Le Maas, une cerise…

Un réseau 5G qui devient essentiel pour le développement du Maas, auquel une table-ronde était consacrée. Si des échanges a pu se dégager "un consensus sur l’importance de la donnée, je ne suis pas sûr qu’il aille au-delà", synthétise Marie-Ange Debon. Elle met néanmoins en avant "le vrai fort besoin d’interopérabilité, de standardisation de la donnée", d’autant plus grand que, de l’avis de Marie-Claude Dupuis, vice-président de l’UTP et directrice Stratégie, développement durable et immobilier du groupe RATP, "un Maas multimodal européen paraît inatteignable". Thierry Mallet insiste lui sur la nécessité de "se focaliser les conditions d’ouverture et de réutilisation des données", qui "doivent contribuer à l’organisation des mobilités, et non à leur désorganisation".  L’impérialisme des Gafa est ici particulièrement visé, Florian Maitre, vice-président du Gart et de la communauté d’agglomération Grand Lac, redoutant notamment un "moissonnage" des données.
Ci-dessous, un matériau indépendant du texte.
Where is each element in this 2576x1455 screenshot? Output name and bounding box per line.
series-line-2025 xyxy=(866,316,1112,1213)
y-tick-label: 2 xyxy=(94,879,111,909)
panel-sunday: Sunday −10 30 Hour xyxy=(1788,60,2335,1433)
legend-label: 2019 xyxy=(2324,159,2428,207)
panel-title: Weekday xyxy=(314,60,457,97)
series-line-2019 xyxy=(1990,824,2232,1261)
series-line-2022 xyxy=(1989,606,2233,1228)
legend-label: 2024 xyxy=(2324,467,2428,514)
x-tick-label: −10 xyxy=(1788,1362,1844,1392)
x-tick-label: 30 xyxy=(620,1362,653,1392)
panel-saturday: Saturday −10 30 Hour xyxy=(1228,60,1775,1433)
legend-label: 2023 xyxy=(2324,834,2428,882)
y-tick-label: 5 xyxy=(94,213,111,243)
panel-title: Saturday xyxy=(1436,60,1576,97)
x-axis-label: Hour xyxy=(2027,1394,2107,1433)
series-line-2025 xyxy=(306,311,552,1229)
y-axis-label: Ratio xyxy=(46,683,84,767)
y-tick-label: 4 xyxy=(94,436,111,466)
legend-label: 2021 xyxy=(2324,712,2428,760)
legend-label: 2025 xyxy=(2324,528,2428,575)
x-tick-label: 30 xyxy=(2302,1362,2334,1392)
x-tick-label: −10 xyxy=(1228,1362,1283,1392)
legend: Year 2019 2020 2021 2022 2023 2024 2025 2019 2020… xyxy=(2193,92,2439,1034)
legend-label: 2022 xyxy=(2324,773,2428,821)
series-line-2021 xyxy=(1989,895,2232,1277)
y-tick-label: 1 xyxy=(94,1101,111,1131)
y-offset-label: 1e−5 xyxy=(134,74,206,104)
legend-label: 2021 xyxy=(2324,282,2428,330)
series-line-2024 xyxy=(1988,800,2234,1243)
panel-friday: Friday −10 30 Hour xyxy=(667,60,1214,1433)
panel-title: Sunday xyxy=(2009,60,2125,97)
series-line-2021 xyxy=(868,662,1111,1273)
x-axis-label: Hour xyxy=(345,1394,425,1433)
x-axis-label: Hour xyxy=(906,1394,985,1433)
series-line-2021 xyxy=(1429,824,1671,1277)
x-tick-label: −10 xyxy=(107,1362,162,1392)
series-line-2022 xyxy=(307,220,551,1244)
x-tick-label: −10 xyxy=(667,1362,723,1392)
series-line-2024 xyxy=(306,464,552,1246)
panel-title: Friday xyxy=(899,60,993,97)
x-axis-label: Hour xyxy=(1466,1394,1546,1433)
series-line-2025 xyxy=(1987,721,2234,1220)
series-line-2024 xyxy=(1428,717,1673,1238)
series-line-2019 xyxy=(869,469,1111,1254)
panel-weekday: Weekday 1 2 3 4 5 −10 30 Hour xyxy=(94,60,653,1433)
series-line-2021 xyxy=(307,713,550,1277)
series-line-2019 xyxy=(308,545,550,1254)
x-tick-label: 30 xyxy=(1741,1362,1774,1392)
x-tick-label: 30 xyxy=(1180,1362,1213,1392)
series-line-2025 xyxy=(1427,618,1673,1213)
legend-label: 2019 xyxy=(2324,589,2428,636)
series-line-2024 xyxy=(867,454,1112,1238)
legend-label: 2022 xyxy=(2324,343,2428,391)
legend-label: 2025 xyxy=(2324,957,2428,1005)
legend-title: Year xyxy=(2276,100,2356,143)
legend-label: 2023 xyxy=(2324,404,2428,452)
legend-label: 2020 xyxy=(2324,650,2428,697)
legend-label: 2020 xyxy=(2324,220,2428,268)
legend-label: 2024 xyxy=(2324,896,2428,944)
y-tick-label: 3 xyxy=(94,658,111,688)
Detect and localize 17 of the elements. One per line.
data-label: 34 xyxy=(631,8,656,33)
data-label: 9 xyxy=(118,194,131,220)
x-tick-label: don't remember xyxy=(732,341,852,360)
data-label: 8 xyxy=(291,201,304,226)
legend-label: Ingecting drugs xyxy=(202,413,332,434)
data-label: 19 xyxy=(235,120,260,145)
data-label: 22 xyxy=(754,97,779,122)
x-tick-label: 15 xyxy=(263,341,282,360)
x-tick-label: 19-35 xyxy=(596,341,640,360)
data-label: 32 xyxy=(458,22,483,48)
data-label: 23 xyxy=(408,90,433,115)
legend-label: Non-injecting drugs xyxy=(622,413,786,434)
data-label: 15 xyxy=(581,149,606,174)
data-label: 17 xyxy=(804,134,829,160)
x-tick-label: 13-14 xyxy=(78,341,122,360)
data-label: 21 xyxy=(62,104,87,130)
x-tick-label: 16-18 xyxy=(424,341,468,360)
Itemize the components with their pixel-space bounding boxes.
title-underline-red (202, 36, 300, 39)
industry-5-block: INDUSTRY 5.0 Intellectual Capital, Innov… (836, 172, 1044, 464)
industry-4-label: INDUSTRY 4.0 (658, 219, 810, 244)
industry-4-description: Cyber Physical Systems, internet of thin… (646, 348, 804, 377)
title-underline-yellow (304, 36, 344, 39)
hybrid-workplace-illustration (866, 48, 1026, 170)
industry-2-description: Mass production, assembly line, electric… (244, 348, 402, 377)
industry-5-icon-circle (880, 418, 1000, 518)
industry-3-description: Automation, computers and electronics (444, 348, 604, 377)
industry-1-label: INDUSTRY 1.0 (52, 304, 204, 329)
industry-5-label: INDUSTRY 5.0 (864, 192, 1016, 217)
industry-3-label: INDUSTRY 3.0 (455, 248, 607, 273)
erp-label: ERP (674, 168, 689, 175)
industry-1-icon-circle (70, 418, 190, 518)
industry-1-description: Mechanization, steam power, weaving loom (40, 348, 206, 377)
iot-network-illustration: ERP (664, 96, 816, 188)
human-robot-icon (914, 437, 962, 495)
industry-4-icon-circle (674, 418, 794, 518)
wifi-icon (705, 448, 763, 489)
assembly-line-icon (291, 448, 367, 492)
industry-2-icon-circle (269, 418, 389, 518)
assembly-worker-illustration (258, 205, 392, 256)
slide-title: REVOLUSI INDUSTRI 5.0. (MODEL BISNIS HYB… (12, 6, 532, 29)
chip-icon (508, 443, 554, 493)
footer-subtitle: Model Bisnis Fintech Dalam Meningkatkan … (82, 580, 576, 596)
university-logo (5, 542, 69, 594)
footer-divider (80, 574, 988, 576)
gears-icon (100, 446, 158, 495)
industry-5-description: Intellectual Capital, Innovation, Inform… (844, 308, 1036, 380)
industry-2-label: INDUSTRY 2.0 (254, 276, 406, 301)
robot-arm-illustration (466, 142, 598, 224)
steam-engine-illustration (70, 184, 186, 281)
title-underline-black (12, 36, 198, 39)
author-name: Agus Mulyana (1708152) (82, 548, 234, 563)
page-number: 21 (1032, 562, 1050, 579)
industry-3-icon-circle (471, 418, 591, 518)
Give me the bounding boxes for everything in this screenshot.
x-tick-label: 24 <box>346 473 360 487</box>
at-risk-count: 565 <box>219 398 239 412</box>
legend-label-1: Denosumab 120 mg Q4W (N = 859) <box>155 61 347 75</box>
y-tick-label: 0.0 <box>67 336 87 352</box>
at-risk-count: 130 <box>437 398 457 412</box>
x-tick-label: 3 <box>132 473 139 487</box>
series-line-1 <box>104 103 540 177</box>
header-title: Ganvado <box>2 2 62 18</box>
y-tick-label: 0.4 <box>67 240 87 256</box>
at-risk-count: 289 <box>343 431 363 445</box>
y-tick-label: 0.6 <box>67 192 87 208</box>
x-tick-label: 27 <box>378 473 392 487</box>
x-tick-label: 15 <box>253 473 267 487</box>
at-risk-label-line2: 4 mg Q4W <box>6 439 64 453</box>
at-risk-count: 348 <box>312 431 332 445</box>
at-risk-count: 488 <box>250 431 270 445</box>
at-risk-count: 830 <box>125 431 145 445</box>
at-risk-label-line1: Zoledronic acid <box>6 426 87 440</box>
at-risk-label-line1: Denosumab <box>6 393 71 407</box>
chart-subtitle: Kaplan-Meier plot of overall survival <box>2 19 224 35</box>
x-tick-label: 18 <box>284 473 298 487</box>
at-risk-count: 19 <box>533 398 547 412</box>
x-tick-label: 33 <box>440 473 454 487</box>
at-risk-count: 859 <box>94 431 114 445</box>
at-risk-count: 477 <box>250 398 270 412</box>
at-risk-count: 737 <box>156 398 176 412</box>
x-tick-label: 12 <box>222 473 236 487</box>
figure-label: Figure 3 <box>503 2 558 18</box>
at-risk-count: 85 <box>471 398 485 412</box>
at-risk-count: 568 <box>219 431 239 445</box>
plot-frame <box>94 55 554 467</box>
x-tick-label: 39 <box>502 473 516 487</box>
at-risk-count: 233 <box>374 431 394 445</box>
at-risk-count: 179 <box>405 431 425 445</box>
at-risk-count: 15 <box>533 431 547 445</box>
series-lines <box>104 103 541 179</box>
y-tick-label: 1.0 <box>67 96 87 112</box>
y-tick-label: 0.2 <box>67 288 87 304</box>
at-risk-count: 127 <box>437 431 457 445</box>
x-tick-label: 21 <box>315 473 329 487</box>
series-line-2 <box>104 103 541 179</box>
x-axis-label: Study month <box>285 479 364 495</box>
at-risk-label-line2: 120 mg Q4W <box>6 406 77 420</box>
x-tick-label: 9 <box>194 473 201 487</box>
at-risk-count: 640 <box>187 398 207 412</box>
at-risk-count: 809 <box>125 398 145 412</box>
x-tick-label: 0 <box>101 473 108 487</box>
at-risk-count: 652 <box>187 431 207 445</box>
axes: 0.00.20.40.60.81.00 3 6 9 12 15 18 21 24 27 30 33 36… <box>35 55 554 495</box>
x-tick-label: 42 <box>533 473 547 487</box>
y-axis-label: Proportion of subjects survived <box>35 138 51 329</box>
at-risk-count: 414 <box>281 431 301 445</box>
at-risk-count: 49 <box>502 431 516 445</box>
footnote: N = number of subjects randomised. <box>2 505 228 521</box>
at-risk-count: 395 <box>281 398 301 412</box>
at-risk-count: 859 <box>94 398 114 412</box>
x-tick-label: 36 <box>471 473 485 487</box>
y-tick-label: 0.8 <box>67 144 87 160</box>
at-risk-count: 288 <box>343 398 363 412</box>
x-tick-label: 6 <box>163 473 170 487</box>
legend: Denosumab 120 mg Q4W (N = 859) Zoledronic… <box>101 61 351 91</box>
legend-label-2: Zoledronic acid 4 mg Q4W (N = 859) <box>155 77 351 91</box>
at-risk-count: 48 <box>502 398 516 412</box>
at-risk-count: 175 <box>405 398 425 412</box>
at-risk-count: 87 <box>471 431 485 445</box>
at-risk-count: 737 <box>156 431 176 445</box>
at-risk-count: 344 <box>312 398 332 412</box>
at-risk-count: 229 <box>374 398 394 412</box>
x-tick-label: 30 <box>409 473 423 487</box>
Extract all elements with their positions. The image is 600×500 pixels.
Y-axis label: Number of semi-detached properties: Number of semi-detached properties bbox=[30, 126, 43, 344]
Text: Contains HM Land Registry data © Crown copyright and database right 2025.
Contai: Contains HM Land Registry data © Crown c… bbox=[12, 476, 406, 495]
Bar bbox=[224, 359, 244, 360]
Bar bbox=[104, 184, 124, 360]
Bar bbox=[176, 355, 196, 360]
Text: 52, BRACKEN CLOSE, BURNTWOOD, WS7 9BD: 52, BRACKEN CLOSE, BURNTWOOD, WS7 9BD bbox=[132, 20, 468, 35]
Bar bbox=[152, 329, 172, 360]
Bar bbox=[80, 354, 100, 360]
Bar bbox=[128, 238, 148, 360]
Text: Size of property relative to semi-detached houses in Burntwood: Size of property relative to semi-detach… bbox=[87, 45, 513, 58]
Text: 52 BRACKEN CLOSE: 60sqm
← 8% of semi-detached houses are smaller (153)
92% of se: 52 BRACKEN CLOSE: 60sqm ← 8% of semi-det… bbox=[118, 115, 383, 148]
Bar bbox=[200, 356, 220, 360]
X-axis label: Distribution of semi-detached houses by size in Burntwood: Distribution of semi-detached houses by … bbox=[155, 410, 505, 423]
Le message semble reçu par la Commission : "Il faudra renforcer la LOM [loi d'orientation des mobilités], qui a très bien placé les jalons entre opérateurs et intermédiaires et se garder de reproduire les erreurs commises dans l’aérien", indique Harold Ruijters. Celui-ci se dit également favorable à une "approche phasée". "Pourquoi pas une directive plutôt qu’un règlement pour commencer ?", suggère d’ailleurs Marie-Claude Dupuis, craignant qu’un règlement ne soit "trop ambitieux alors que les Maas cherchent encore leur modèle économique".

… qui nécessite un gâteau

Reste que si le Maas est un moyen de "lever les freins à la multimodalité" en permettant "un accès aisé aux services", estime Damien Pichereau – pour lequel "l’offre ne suffit pas" –, il ne saurait faire figure de panacée. "Le Maas rend l’offre plus lisible… si l’offre existe", rappelle Thierry Mallet. Cristina Pronello, professeur à l’école polytechnique de Turin, va plus loin encore, en remettant au cœur du sujet "le grand absent des débats, l’être humain". L’experte enseigne que l’usager n’aime ni changer ses habitudes, ni changer de mode de transport et prévient que si "le consommateur veut avoir l’information, cela ne signifie pas qu’il va l’utiliser". Et d’insister in fine sur le fait qu’il "choisit son mode de transport en fonction d’un très grand nombre de variables", dont les principales sont "le confort, la qualité, la ponctualité et la sécurité".